26. Being a masculine girl sucks
“If you’re not feminine, it’s very hard to fit in, especially if you don’t like sports. I hate sports and can be extremely masculine at times. Most women ignore me or don’t spend a lot of time with me. The only other masculine women seem to be into sports. I’m a nerd. I don’t do sports. Romantically, guys ignore me since I’m not feminine and their idealized version of a women (society really sucks in regard to that). Platonically, guys ignore me because it’s weird to hang out with a girl that much like a bro. Also, most people automatically assume I’m a lesbian. I’m not a lesbian. I swear to god. I’m too shy to do anything about it, too. It’s a rough life.”
27. Being judged for your looks and not your personal qualities
“Women may have implicit support from society, but this may not be what we want. We might want respect. We might want power. We might be strong, intelligent individuals with leadership qualities who want to have these qualities recognized. We might not be attractive enough to be admired and supported. We might be very attractive and not recognized for our personal qualities.
A man’s personal development is given the stamp of approval by society. A man who is successful in being strong and independent is looked up to by his peers and desired by women. He has the power to change himself. When he becomes strong, his value increases. He gains access to higher value women.
A woman, however, does not have this power. She is given a face and a physique and this will determine her value for the rest of her life. She may develop a whole plethora of personal qualities, but these mean nothing in the face of how attractive she is or isn’t. She can never gain access to more desirable sexual/romantic partners, or hold ‘real’ status herself. Whereas men may rise to the top or fall to the bottom (and I totally recognize that more men lie at the bottom extremities of society—prison, addiction, suicide etc.), a woman’s position is more or less static and there is little they can do to change it regardless of how hard she desires or aspires.
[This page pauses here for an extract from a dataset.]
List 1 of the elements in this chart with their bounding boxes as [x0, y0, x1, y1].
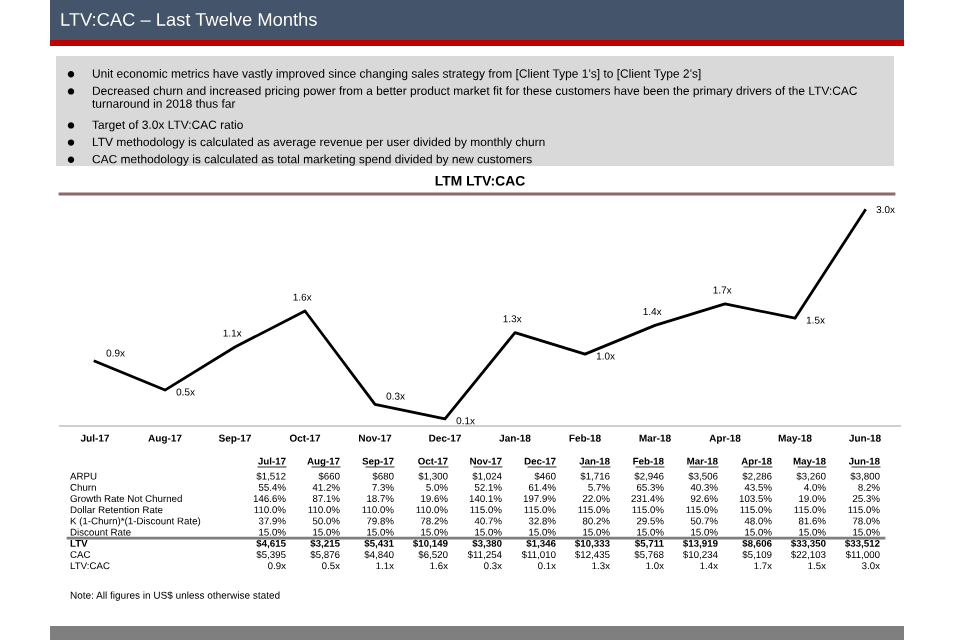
text: LTV:CAC – Last Twelve Months — [61, 12, 317, 26]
When women complain about how difficult it is for a woman, I believe it is frustration at their lack of ability to change anything. They desire the same responsibility and sense of agency that men have. They want to have control over their own destiny the same way men do. They want to be held responsible for their successes and failures, like men are. But they don’t and can’t. They are utterly powerless in this sense.”